Quick Overview of The Ocularis SDK Architecture
This document is intended to provide a quick introduction to how integration with Ocularis can be accomplished.
A typical Microsoft Windows application will have the following architecture:
The host application will instantiate one or more Auga objects and (usually) just one OCAdapter. The host application will have to do a small bit of plumbing to tie the Auga object to the OCAdapter, it’s a trivial task that only requires a few lines of code.
The life-cycle of the application is typically something similar to this:
- Create OCAdapter
- Log into Ocularis Base
- Retrieve list of cameras and other things
- Whenever something happens:
- Create window that has Auga instance
- Pass appropriate camera object to Auga via SetCameraIDispatch
- Tell Auga to display the camera
- Wait for user to close window
In hardware accelerated mode, only a small number of Auga instances can be made (depends on the GPU, OS and drivers, typically the limit is 16 instances, but sometimes less). However, a single Auga instance in HW accelerated mode can display many cameras within that instance. The layout can be set up via the LoadLayoutFromString method, which is what the Ocularis Client uses.
In Basic GDI mode, a much larger number of auga instances can be made, each instance consuming less memory and using the window GDI system to draw video.
So depending on your host applications design you can pick one or the other. If you expect the user to launch a large number of independent Auga instances, you should use GDI mode. If you create a relatively small number of Auga instances, you should use HW accelerated mode.
Behind the scenes
A host application should generally not be concerned with the behind-the-scenes plumbing, but a general understanding of how things work may help avoid pitfalls and help improve the system design.
When an application tells the OCAdapter to log in, the OCAdapter will connect to the Ocularis Base and retrieve a system description. From the system description a number of proxy object will be created; recorders, cameras, microphones and so on.
Only when the host application needs to get actual data from a camera for example, will the OCAdapter initiate a connection with the “real” camera. This design is necessary because in a large scale system, a user might log in, only to see video from a few cameras at a specific location. In a system with hundreds of locations, there is no reason to log into the remaining locations if the user never actually wants to look at video from them. All of this happens from within Auga and OCAdapter, and requires no additional coding on the host application side.

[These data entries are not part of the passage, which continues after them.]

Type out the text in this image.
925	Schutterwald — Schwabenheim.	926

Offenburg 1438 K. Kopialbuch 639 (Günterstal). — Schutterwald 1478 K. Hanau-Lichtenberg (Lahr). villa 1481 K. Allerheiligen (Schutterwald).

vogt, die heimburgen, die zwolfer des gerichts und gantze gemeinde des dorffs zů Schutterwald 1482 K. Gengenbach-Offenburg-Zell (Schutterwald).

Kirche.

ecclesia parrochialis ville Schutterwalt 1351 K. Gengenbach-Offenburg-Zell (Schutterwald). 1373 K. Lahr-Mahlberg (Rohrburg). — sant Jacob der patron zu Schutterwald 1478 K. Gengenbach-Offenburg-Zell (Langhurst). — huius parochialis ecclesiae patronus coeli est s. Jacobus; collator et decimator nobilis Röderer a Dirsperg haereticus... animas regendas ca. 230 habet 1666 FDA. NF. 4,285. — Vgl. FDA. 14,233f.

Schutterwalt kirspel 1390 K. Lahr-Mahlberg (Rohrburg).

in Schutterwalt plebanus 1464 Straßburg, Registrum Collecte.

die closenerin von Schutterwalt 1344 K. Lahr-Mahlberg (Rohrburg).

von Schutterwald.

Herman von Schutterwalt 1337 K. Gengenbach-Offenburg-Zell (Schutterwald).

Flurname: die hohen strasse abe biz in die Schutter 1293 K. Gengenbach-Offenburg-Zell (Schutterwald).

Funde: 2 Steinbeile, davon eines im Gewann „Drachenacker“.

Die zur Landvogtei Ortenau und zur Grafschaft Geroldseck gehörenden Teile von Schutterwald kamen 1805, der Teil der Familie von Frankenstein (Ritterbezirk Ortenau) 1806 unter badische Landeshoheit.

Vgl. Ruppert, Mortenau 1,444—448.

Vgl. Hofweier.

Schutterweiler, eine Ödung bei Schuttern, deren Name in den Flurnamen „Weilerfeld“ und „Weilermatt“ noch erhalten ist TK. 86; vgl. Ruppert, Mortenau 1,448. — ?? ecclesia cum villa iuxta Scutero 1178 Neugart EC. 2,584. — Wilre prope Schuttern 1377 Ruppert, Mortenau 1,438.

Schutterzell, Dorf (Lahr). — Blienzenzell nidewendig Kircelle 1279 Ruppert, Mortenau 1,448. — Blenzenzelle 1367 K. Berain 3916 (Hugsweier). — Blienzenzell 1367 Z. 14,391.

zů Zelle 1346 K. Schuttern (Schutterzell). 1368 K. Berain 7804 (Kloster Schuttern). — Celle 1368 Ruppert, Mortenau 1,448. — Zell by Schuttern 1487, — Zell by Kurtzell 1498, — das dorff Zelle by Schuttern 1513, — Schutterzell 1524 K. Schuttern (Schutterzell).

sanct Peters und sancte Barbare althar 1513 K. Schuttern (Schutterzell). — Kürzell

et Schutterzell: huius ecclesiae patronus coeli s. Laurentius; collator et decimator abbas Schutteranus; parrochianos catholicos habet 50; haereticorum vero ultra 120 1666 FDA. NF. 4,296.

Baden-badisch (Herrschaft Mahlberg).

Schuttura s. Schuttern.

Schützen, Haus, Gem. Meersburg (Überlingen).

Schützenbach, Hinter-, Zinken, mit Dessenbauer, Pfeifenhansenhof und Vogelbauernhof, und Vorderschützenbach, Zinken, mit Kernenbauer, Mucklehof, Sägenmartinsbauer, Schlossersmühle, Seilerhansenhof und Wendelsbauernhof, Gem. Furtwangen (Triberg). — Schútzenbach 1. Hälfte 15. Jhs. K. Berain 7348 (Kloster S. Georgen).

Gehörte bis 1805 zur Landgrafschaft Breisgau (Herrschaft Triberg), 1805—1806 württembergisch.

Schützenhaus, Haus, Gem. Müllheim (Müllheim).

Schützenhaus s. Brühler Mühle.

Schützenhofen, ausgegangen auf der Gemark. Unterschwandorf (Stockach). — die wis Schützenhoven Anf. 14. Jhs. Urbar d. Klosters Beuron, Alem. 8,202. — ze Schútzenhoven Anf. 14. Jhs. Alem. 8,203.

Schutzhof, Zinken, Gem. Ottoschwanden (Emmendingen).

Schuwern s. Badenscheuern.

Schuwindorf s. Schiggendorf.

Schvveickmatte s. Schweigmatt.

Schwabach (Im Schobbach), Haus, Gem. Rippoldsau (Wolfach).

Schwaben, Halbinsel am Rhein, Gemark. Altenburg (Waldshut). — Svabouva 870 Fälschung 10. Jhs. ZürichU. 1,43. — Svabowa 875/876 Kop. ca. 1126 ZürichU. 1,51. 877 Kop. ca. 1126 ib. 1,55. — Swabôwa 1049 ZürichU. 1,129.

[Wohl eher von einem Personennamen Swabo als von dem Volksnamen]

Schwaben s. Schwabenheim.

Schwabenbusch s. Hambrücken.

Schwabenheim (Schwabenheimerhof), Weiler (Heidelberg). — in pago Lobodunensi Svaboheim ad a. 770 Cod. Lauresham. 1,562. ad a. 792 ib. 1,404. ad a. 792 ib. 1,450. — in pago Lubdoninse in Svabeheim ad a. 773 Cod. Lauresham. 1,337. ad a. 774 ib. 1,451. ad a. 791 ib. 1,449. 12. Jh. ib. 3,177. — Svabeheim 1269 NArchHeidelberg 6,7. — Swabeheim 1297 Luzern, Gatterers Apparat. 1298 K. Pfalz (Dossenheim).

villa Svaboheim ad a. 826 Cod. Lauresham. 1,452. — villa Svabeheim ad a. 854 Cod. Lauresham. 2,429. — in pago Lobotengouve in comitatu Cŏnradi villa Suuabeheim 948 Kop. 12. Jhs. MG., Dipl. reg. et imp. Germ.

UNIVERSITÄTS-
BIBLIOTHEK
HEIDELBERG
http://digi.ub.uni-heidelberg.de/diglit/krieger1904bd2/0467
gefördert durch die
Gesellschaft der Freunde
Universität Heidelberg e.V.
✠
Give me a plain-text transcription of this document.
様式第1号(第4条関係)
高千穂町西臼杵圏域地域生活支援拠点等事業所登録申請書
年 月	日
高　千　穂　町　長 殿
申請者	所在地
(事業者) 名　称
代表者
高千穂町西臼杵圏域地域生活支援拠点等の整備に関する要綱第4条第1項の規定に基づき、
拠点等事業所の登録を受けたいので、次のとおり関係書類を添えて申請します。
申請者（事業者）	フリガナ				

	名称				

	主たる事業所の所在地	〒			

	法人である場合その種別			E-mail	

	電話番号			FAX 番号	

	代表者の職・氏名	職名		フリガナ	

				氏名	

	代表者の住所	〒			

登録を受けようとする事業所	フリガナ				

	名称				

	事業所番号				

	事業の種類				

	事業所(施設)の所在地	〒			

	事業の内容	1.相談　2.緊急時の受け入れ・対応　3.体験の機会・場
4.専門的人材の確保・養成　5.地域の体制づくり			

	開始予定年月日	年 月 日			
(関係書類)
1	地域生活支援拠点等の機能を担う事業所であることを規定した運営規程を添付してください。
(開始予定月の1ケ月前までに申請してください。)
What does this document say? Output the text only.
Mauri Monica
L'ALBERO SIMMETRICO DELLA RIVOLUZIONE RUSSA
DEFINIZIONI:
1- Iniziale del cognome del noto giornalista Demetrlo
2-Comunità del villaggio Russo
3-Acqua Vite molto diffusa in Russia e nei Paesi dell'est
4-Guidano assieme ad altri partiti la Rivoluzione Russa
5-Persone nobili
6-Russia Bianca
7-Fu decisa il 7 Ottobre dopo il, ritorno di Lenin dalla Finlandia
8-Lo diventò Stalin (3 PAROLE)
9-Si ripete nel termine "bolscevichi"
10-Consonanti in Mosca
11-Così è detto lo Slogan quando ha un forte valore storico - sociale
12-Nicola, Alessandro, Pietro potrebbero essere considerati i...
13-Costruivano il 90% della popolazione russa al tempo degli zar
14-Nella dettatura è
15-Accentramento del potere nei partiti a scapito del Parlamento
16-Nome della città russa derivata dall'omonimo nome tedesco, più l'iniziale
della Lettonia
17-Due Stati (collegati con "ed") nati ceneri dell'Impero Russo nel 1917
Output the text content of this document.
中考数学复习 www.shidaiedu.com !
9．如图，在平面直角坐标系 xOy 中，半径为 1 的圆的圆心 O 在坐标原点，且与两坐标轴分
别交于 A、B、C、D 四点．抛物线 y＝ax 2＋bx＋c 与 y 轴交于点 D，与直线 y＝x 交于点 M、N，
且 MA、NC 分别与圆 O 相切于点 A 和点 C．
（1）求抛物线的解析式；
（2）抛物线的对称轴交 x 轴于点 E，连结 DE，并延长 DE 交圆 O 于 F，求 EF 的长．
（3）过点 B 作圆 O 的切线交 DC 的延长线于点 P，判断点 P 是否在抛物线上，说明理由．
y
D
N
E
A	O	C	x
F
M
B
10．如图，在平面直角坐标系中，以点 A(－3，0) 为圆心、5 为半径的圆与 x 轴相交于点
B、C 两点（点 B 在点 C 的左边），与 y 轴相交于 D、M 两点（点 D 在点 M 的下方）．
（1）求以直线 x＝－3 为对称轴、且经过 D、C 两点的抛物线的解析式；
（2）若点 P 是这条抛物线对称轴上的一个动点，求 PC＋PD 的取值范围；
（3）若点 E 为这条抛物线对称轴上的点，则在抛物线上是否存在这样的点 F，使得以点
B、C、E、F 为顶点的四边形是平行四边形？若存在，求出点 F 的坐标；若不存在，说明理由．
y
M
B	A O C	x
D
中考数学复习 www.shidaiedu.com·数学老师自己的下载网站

When a “real” connection is needed, the OCAdapter will first determine if the proxy object has created a peer object (this corresponds to the real camera), if not it will attempt to create one. To do that, it will determine a connection to the relevant recorder has been made. If the connection is good, the relevant peer camera will be found and stored with the proxy object, and from then on, all commands are sent to the real peer object.
This means that that client application creates a direct connection to each NVR in the system, independent of the Ocularis Base. In fact, if the base machine was to crash, the clients that have already logged in, would continue to function uninterrupted (with some functions being unavailable).
Communication between the OCAdapter and Ocularis Base happens via a secured WCF service. The Ocularis Base stores settings in a SQL server, and provides access to the data via the WCF interface. There is no direct connection from any other Ocularis apps to the DB. The Ocularis Base is the sole connection to the DB.
Since Ocularis supports different recorders with different capabilities, the AV data is transmitted via whatever channel the recorder supports. The latest generation recorders use AES over a multiplexed TCP channel, and thus provide a high level of security even in open networks, but generally, the video surveillance systems should run on a dedicated network, ideally protected by a VPN tunnel.
The Ocularis Base WCF interface can be used either directly, or by crafting ASP.NET pages that are placed on the IIS instance that hosts the WCF service. The WCF interface is not officially documented, but is considered stable and will remain forward and backward compatible for years ahead.